Added to this HLK test case is verification of the superset relationship between the CrossAdapterResourceTexture KMD cap and D3D12 UMD CrossAdapterRowMajorTextureSupported cap. Similarly, logic was added in D3D12CreateDevice to ensure that if its UMD cap is set, then the kernel tier 2 driver cap must be set too, and fail the device creation if it doesn't.
For D3D11, the same test case was added to the HLK test for Device.Graphics.WDDM30.Render.CrossAdapterScanOut; specifically, D3DConf_11_CrossAdapterResource::CrossAdapterResourceSRV.
Cross-Adapter Resource Scan-out
The following HLK tests were added:
Device.Graphics.WDDM30.Render.CrossAdapterScanOut
- An HLK test to verify that drivers can create cross-adapter primary resources successfully without opting out of scan-out behavior via the DXGI_DDI_PRIMARY_DRIVER_FLAG_NO_SCANOUT flag.

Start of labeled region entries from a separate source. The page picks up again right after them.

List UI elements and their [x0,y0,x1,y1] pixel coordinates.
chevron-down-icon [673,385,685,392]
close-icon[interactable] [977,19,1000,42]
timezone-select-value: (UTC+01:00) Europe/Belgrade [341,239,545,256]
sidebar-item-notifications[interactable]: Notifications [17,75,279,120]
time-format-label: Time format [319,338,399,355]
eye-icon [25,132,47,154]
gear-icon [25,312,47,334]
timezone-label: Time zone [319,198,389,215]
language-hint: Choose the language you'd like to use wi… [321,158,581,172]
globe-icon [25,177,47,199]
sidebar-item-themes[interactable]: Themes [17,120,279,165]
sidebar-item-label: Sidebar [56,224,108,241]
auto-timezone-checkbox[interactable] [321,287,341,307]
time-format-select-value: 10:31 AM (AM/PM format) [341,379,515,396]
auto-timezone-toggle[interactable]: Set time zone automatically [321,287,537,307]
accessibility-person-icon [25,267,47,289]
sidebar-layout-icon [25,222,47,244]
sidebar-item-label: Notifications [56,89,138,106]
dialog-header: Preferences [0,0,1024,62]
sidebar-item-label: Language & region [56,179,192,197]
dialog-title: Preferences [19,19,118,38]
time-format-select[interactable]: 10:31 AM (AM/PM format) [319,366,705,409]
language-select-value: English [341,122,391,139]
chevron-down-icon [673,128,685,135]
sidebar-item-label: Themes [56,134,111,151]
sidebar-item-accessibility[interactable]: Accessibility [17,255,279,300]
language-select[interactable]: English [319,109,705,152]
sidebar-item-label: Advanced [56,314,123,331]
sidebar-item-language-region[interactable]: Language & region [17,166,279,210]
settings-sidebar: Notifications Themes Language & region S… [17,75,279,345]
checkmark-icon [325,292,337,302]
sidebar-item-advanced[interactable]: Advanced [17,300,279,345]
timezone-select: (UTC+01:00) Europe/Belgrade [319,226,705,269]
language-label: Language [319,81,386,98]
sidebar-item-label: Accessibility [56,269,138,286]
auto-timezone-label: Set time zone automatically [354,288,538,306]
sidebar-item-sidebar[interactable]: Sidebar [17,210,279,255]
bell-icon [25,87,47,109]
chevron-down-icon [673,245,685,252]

- An HLK test to verify that these drivers support the DXGKDDI_CHECKMULTIPLANEOVERLAYSUPPORT3 DDI.
- A manual HLK test for a tester to manually verify that:
- The scanned out cross-adapter surface is free of visual corruption/artifacts or unexpected tearing
- The cross-adapter surface is directly scanned out without any prior internal transformations or copies.
These end-to-end tests also naturally verify that the CheckMultiplaneOverlaySupport and Present DDIs are supported for cross-adapter resources. The manual test app has some specific hardware requirements such as a high resolution and high refresh rate monitor. For more information, see the reference document accompanying the test.
Device.Graphics.WDDM30.Render.CoreRequirement
- An HLK test to verify that drivers that declare HybridIntegrated cap also declare the CrossAdapterResourceScanout cap.
System.Fundamentals.Graphics.HybridGraphics.MultiGPU
- A system-based HLK test to enable OEMs to run these tests on their hybrid devices capable of exercising DXGI's one-copy path as part of end-to-end system validation.